Last Friday my beautiful wife of 9 years, mother of my 4 children, decided it was necessary that Costco be conquered that day. She loaded the troops and headed off with a brilliant plan of attack. She would feed them, stuff them with ice cream and then rush the aisles quickly before the food coma wore off. This is why I don't make plans.
She got in line with the baby for the hot dogs outside of Costco. She sat the three big girls at a table and told them to stay right there where she could see them while she ordered. She repeated to Rosaline - STAY.
Not thirty seconds go by when she feels a clammy hand wrap around her thigh. She looks down to see Rosaline beaming up at her. "I told you to stay with your sisters," she says. "I just wanted to tell you I love you," came the reply. Gina points and she trudges back.
Perhaps another minute passes before she catches a mop of curly blond hair out of the corner of her eye. "I love you Mama!' Rosaline screams as she high tails it back to the table.
A beat of a butterflies wing later she's back again, only this time she's not even sure why. So Gina lost her patience, as all great mothers do. No ice cream for you. Mount Vesuvius erupts. Now she's trying to order hot dogs, twins at the table perplexed, Rosaline full tantrum mode on the ground, the world watching.
Somehow they survive the dogs and, as promised, the twins get ice cream to follow and Rosaline does not.

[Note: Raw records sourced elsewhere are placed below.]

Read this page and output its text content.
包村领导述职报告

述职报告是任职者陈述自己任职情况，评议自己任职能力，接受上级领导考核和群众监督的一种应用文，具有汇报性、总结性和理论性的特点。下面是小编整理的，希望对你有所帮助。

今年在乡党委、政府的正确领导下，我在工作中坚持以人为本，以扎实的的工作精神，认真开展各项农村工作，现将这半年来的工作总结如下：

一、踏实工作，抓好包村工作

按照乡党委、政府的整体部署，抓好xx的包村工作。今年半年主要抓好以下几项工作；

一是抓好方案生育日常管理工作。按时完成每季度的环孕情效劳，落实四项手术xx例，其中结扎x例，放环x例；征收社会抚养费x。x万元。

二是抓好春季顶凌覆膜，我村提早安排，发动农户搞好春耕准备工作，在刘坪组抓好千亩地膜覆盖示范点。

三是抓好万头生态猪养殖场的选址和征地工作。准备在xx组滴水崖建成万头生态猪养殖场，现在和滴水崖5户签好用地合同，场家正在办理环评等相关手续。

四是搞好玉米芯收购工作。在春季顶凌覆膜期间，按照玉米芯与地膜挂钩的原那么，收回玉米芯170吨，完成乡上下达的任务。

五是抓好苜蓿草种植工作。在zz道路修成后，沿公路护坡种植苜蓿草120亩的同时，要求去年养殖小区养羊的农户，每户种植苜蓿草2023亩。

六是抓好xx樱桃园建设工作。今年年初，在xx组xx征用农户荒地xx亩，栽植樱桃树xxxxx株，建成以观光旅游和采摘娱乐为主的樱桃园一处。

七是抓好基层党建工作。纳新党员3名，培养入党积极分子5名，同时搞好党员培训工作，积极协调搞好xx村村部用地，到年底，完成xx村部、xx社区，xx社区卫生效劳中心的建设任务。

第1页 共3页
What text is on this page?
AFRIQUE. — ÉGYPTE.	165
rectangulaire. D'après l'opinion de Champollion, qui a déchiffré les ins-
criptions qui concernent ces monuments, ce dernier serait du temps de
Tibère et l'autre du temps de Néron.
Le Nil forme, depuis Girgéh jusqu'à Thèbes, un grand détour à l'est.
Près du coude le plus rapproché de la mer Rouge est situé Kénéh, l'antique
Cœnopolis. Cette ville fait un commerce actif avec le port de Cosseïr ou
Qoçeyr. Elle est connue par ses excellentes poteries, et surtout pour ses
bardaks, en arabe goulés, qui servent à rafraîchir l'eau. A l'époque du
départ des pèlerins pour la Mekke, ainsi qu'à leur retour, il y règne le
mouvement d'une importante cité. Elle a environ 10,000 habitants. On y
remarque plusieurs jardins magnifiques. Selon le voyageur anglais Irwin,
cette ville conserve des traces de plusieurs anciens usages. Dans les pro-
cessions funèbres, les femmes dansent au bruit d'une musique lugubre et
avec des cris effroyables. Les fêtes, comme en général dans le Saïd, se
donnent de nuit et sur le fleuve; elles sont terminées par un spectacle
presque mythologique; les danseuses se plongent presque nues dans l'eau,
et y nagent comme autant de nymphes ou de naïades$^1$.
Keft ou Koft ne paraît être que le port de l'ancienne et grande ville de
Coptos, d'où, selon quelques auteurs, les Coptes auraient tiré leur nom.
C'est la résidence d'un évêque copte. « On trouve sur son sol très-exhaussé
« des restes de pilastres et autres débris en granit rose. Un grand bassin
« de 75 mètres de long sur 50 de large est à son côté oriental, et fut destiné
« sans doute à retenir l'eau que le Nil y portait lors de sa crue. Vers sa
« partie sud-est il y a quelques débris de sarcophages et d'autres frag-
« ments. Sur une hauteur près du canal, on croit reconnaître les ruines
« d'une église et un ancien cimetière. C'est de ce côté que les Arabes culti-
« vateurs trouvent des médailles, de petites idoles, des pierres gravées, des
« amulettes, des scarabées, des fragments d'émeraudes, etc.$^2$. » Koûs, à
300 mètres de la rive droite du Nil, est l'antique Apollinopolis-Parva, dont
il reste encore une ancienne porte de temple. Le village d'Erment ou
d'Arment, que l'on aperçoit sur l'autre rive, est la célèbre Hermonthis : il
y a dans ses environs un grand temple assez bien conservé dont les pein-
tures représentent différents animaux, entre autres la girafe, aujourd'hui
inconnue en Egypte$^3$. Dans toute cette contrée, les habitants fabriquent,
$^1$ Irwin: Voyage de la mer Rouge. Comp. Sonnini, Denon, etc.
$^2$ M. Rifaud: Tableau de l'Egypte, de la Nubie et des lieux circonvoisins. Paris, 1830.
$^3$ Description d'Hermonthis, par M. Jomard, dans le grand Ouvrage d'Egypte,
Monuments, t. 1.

By this point she's reduced to a stuttering whimper but the baby is now hungry as well. She rounds them up, back to the car to eat their ice cream and feed this baby.
Twins are in the way back enjoying their dessert, baby is latched in the front with Mama and Rosaline is in the middle seats, plotting her revenge. She notices Arianna is buckled but the car is not moving; she's found her chance. Rosaline jumps up and leaps into the back to force Arianna to unbuckle her seat belt. In the melee that proceeds, the buckle is indeed disengaged, it coils back, hits Arianna's ice cream and Jackson Pollacks the car in frozen confection.
Now Arianna is screaming, this of course causes Gina to turn and baby to become detached mid stream. So now breast milk is spouting like a ruptured sprinkler head all over the car, Arianna is hysterical, Gina screaming behind her grabbing at childless air, Rosaline cowering, and Genevieve peacefully enjoying her ice cream pretending she's adopted.
Somehow they still made it through Costco and got everything from the list. Even a magnum of Kirkland Pinot Grigio.